While other companies in the content management space have set about adding document management, records management, collaboration, and Web content management through acquisistions (such as Vignette did last week), RedDot has focused on managing Web content with easy-to-use, Microsoft-based content management solutions. Until this week, when the company unveiled its Extended Content Management Suite (XCMS).

"We're extending beyond our core business of Web content management," Kevin Kohn, vice president of marketing for RedDot, told Intranet Journal. XCMS is focused on mid-market organizations because, Kohn said, RedDot felt most of the enterprise content management products to date have left behind smaller organizations or departments with the same content management needs as enterprises.

According to Kohn, XCMS is the end result of discussions RedDot has had with its customers about their content management needs. RedDot had been helping its customers manage an increasing amount of Web content over the years, and found customers are now overwhelmed with the shear amount of content they are managing that's not necessarily headed for a public Web site or intranet.

RedDot's Content Collaboration Server "Webtop," launched within an Outlook client, personalized for the individual user. Users have the full capabilities of the Webtop, including personal documents, work tasks, a list of business process the user is authorized to launch, and related news on topics of interest to that user or based on project teams.

The opportunity to build a product that harnessed business content existed. But it had to be an out-of-the-box, Microsoft-based solution because RedDot's existing customers didn't want to devote significant IT resources to such a project.

"What we find is customers need solutions they can get up and running without technical knowledge," Kohn said. The new suite of products is easy to manage, easy to support, and is ready to be used out of box.

RedDot's suite is browser-based, and needs no client-side software beyond a Web browser. The RedDot Content Collaboration Server (CCS), the new addition to the RedDot family that enables the document management, project collaboration, and business process workflow within XCMS, can integrate its client within Outlook's folder tree or as a Webtop workspace for individual users (see image above). CSS includes full indexing and search capabilities. Users store documents within a folder structure and can assign meta data and authorizations to each document.

Publishing documents from the CCS to the Web or an intranet is done with RedDot's Content Management Server (CMS), which has been updated to version 5.5 for the XCMS. As in past versions, CMS handles the creation, review, and management of Web content. New in version 5.5 is Microsoft Office integration, increased navigation support, expanded navigation support, and expanded digital asset management capabilities.

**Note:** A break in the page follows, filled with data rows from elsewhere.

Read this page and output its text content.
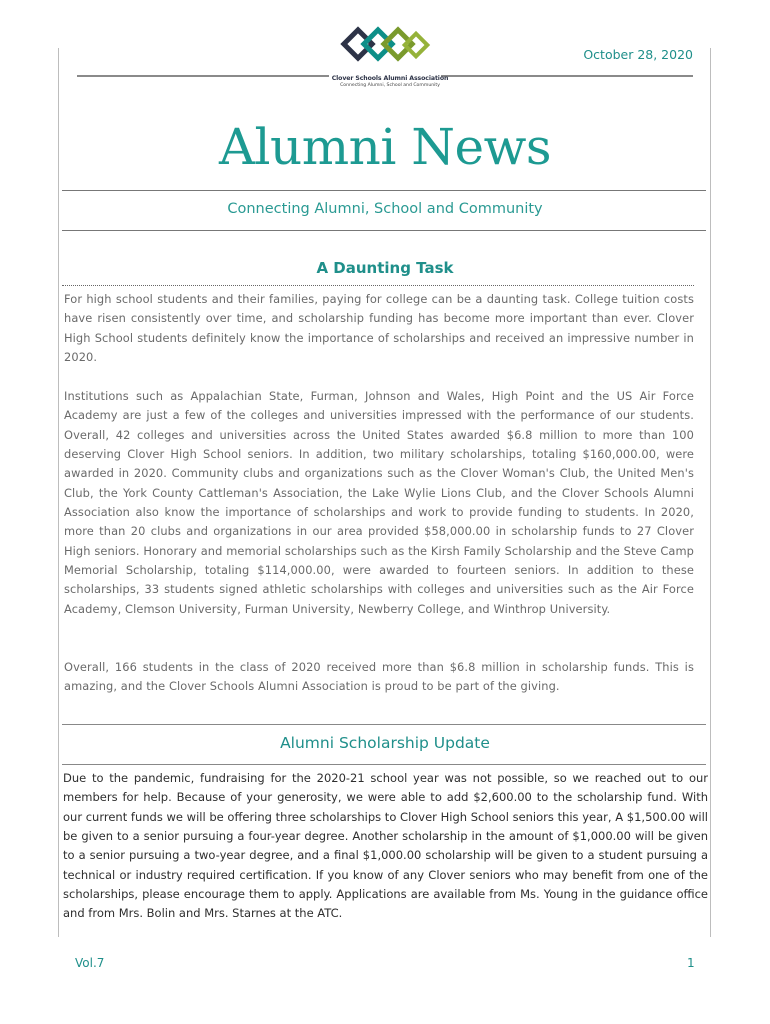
Clover Schools Alumni Association
Connecting Alumni, School and Community
October 28, 2020
Alumni News
Connecting Alumni, School and Community
A Daunting Task
For high school students and their families, paying for college can be a daunting task. College tuition costs have risen consistently over time, and scholarship funding has become more important than ever. Clover High School students definitely know the importance of scholarships and received an impressive number in 2020.
Institutions such as Appalachian State, Furman, Johnson and Wales, High Point and the US Air Force Academy are just a few of the colleges and universities impressed with the performance of our students. Overall, 42 colleges and universities across the United States awarded $6.8 million to more than 100 deserving Clover High School seniors. In addition, two military scholarships, totaling $160,000.00, were awarded in 2020. Community clubs and organizations such as the Clover Woman's Club, the United Men's Club, the York County Cattleman's Association, the Lake Wylie Lions Club, and the Clover Schools Alumni Association also know the importance of scholarships and work to provide funding to students. In 2020, more than 20 clubs and organizations in our area provided $58,000.00 in scholarship funds to 27 Clover High seniors. Honorary and memorial scholarships such as the Kirsh Family Scholarship and the Steve Camp Memorial Scholarship, totaling $114,000.00, were awarded to fourteen seniors. In addition to these scholarships, 33 students signed athletic scholarships with colleges and universities such as the Air Force Academy, Clemson University, Furman University, Newberry College, and Winthrop University.
Overall, 166 students in the class of 2020 received more than $6.8 million in scholarship funds. This is amazing, and the Clover Schools Alumni Association is proud to be part of the giving.
Alumni Scholarship Update
Due to the pandemic, fundraising for the 2020-21 school year was not possible, so we reached out to our members for help. Because of your generosity, we were able to add $2,600.00 to the scholarship fund. With our current funds we will be offering three scholarships to Clover High School seniors this year, A $1,500.00 will be given to a senior pursuing a four-year degree. Another scholarship in the amount of $1,000.00 will be given to a senior pursuing a two-year degree, and a final $1,000.00 scholarship will be given to a student pursuing a technical or industry required certification. If you know of any Clover seniors who may benefit from one of the scholarships, please encourage them to apply. Applications are available from Ms. Young in the guidance office and from Mrs. Bolin and Mrs. Starnes at the ATC.
Vol.7	1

XCMS delivers the core functionality of the Webtop to a personalized view within a corporate intranet. Users access work tasks, see related news based on topics of interest, and data from integrated backend systems, all delivered within the branding of the corporate intranet

The RedDot Content Personalization Server (CPS) supports user-specific delivery of content and is based on Java and XML/XSL. New for the XCMS is version 2.0 of the Content Personalization Server. It includes wider support and use of Web services, a new GUI, and performance enhancements.

RedDot's Content Integration Server (CIS) is a Java-based framework for integrating back-end applications with Web sites. The CIS Application Portal integrates content management, business data and processes in one interface. It is now in version 2.0 for the XCMS. The new release includes single sing-on authetication, expanded APIs, and enhanced support for portal infrastructures.

As a modular suite, the pricing for RedDot's XCMS depends on which products you need. The Content Management Server runs $60,000, as does the Content Collaboration server for 50 concurrent CCS users. Adding on the Content Integration Server or Content Personalization Server, which carry server-based pricing, costs $40,000 for each.

Information created within RedDot's Content Collaboration Server that was then, as part of a workflow process, automatically sent to the RedDot Content Management Server for publishing to the corporate intranet.